The point of highlighting this example of a courageous peasant woman from Vietnam is to revisit with you the sixties, the decade in which the world began to notice this country. But the heroine of Jonathan Schell’s story retold by Dorothy Dinnerstein is not the only Vietnamese woman we need to pay attention to in our gathering of “human beings with human beings”. Permit me to draw your attention to a woman portrayed by Nguyễn Du in his epic Truyện Kiều (The Story of Kiều). Although the protagonist of that work, Vương Thúy Kiều, was a figure from Beijing who was celebrated by Chinese authors earlier, nonetheless it is the Vietnamese reportrayal of her tragic but heroic life that has inspired an entire nation – culturally speaking, Kiều is Vietnamese by adoption. This epic has now, in an Esperanto rendering, become part of the book series Oriento-Okcidento and entered the world market of Esperanto books at this congress in Hanoi. For the great translator Lê Cao Phan and the industrious colleagues who worked closely with him to fine-tune this popular Vietnamese classic for our audience, I have nothing but applause – and I ask you to please clap with me!

After epic suffering and heroic resistance to aggression and injustice, it becomes necessary after all to indeed rebuild the houses destroyed during the war. And even if we agree to set aside the unrealistic deadline of 1970, the Akademio de Esperanto rightly emphasized in 1967 the fact that such houses will be under reconstruction. The rebuilding of a worthwhile, healthy, happy life is an unending task.
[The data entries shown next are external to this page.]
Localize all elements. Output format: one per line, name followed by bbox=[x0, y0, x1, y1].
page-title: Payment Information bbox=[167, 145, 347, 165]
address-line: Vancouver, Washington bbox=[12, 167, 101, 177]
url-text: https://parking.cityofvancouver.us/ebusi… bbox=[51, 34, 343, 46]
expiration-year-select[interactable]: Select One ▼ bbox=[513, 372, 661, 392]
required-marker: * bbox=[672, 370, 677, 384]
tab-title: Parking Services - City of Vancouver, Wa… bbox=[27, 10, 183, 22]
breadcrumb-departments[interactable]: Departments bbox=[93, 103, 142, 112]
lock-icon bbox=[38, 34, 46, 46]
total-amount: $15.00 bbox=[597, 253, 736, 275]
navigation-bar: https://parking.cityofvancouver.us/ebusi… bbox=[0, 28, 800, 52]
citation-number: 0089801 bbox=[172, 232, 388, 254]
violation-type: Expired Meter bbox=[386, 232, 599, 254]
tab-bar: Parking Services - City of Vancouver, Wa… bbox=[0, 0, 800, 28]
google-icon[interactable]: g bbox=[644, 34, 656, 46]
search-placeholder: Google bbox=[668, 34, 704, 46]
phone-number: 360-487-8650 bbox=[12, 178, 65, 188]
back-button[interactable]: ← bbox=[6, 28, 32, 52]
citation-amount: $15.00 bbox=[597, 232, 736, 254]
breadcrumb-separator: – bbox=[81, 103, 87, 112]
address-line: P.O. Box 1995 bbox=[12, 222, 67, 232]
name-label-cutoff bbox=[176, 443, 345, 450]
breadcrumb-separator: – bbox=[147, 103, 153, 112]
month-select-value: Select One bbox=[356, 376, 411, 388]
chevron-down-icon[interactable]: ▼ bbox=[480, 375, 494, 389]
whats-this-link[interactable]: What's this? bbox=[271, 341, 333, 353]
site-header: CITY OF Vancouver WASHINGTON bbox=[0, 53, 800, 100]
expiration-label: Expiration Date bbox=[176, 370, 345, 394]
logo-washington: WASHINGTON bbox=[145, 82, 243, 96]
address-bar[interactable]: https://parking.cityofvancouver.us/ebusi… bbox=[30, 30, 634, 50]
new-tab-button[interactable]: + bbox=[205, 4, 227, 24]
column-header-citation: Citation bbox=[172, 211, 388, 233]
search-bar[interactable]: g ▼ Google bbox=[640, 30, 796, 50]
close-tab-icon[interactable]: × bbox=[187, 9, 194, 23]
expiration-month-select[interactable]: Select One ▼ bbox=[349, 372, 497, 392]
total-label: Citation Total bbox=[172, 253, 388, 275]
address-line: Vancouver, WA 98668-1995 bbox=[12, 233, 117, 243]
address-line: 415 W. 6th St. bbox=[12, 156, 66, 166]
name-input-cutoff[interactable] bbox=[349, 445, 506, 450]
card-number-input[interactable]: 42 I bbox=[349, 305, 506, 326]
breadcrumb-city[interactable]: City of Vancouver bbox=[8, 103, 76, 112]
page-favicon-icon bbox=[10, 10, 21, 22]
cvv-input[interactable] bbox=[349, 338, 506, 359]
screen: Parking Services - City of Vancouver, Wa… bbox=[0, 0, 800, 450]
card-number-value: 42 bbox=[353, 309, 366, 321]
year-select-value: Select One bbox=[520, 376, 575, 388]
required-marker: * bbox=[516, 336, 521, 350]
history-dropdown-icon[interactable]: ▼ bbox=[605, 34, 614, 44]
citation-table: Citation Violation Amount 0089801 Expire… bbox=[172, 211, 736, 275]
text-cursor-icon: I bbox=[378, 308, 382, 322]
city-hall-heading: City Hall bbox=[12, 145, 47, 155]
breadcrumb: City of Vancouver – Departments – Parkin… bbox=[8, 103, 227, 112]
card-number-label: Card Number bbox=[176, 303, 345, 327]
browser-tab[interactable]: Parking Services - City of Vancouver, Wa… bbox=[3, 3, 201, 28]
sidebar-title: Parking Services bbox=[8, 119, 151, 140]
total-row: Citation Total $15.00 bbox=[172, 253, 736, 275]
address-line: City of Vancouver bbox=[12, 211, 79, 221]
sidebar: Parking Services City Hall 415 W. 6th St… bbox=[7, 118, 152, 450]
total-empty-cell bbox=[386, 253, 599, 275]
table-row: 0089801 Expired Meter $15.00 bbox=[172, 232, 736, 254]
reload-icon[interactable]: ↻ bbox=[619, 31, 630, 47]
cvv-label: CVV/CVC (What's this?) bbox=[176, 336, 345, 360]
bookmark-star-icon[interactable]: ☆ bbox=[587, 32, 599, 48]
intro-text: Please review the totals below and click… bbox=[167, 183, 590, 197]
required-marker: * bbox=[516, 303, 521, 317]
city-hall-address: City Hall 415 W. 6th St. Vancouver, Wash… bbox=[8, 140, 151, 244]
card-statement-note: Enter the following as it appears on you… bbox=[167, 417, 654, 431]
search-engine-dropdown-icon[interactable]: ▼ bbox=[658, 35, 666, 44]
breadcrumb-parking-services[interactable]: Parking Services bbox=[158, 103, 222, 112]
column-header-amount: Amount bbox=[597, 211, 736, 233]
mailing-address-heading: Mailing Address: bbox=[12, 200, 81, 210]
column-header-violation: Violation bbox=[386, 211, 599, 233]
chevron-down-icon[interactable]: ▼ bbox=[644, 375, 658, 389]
That journey towards true peace points up the major role played by women who, whether they wish for it or not, have the work of leading everybody thrust upon them – the role played by women who “will never tire of the labour of peace”. It is of great importance that the protagonist in The Story of Kiều is a woman.
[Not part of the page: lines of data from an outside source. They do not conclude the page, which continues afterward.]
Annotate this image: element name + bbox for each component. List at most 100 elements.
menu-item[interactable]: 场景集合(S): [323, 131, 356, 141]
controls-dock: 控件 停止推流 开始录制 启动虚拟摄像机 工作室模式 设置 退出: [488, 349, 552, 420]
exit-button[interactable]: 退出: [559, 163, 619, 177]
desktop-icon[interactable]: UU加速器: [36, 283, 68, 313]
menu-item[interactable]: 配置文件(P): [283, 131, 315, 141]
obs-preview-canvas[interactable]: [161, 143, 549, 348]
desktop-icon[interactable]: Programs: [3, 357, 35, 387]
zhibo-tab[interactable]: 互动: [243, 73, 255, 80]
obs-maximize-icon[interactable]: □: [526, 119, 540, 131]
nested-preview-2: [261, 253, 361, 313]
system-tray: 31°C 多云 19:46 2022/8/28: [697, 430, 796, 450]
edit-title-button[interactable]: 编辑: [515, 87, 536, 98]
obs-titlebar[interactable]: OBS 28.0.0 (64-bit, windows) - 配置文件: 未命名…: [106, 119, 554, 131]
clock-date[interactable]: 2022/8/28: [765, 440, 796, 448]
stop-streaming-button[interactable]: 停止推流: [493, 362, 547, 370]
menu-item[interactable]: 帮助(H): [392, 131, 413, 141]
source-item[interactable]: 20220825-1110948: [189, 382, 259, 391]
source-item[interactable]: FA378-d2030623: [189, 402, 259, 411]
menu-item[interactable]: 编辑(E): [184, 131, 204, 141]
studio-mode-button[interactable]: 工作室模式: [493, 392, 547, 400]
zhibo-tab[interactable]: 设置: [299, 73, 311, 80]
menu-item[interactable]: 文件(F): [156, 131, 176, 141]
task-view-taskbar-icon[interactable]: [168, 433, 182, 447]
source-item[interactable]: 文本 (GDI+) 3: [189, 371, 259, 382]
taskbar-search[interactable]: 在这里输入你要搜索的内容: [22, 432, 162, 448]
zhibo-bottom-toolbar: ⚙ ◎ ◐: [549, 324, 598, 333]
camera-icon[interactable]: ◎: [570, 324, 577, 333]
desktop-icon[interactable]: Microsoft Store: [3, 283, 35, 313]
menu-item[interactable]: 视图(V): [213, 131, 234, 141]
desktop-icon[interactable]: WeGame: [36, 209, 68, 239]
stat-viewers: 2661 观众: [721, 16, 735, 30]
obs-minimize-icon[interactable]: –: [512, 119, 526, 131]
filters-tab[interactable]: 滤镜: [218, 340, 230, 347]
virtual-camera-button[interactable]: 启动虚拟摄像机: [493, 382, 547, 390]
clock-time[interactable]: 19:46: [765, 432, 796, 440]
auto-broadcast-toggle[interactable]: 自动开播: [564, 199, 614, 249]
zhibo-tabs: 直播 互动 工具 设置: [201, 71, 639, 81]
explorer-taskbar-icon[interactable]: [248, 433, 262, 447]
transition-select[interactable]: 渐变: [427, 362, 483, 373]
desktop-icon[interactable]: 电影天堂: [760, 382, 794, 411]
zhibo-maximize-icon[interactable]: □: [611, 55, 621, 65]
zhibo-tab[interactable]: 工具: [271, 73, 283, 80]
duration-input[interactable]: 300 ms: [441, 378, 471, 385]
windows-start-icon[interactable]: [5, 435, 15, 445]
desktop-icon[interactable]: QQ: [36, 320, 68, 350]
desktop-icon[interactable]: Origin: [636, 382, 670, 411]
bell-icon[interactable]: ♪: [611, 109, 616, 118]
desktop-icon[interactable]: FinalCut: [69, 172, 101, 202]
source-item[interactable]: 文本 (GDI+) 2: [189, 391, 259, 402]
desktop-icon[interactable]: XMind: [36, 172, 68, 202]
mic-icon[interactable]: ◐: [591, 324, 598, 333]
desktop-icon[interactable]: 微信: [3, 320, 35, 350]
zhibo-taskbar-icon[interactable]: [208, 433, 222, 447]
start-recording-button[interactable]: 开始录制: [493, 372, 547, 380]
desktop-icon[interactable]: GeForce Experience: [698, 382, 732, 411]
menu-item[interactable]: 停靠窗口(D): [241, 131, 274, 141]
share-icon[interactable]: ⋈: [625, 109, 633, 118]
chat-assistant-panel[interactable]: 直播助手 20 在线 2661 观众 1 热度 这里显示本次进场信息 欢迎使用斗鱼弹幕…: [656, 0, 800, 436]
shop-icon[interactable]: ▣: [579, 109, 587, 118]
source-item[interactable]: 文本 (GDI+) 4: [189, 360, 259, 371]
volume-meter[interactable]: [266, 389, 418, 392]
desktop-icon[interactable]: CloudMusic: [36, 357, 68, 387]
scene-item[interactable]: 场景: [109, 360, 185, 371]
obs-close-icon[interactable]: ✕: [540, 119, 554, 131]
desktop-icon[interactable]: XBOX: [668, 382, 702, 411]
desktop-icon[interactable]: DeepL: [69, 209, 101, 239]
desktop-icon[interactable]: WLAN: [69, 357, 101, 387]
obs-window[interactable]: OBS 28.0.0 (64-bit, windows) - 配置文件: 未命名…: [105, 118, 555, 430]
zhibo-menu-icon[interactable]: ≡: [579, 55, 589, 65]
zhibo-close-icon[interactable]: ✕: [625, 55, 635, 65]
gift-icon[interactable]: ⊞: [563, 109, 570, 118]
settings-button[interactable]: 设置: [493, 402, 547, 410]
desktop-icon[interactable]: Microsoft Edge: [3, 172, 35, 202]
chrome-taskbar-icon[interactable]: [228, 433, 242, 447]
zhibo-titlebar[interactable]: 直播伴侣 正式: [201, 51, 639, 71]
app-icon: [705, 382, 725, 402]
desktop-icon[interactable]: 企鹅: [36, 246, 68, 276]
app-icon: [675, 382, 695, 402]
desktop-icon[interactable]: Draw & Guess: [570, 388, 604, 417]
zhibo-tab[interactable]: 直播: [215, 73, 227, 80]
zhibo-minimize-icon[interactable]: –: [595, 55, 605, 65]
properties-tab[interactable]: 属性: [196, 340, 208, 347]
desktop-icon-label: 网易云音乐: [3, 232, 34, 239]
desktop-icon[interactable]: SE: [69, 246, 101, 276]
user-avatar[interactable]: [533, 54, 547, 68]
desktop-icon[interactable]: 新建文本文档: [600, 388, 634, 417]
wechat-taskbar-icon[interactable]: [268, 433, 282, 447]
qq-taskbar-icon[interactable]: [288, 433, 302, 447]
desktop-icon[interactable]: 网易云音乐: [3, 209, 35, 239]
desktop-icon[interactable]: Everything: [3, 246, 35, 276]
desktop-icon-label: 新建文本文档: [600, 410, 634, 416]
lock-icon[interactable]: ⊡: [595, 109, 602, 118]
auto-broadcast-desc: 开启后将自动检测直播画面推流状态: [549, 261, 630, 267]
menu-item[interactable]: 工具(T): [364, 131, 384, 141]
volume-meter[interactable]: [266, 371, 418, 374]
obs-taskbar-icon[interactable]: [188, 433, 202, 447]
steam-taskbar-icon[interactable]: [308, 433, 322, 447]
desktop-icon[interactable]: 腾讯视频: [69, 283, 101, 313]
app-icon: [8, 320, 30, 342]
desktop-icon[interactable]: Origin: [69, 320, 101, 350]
In Vietnam we can be sure, for instance, that the women who survived the expulsion of the entire population of Ben Suc village have continued to play a major role in the reconstruction of collective living. But, ladies and gentlemen, it is not just soldiers who in the course of a war destroy normal life and annihilate villages. The imprudent construction of huge dams in my own republic has also inflicted this catastrophe on innumerable communities; there too it is women who have taken over the lead role in the rebuilding of a human existence after such a catastrophe of human origin.

From the theme of women I now return, with your leave, to the topic of the youth that was at the forefront when I began to speak this morning. For we rightly expect counsel and even leadership from the younger generation as well.

We have all noticed that the Vietnamese have brilliantly exemplified the art of building bridges with former enemies in order to play their part in “the labour of peace”. To practise this art does not perhaps involve extreme emotional difficulties for the generation of the young who have not directly experienced the war. Possibly. None of us should dare to second-guess what others have experienced or felt. We must continuously learn a lot from each other at all times. This is the main lesson we learn in the pedagogy of Esperanto.

It is now time for you and me to learn from the other speakers on this podium. Many thanks for your attention!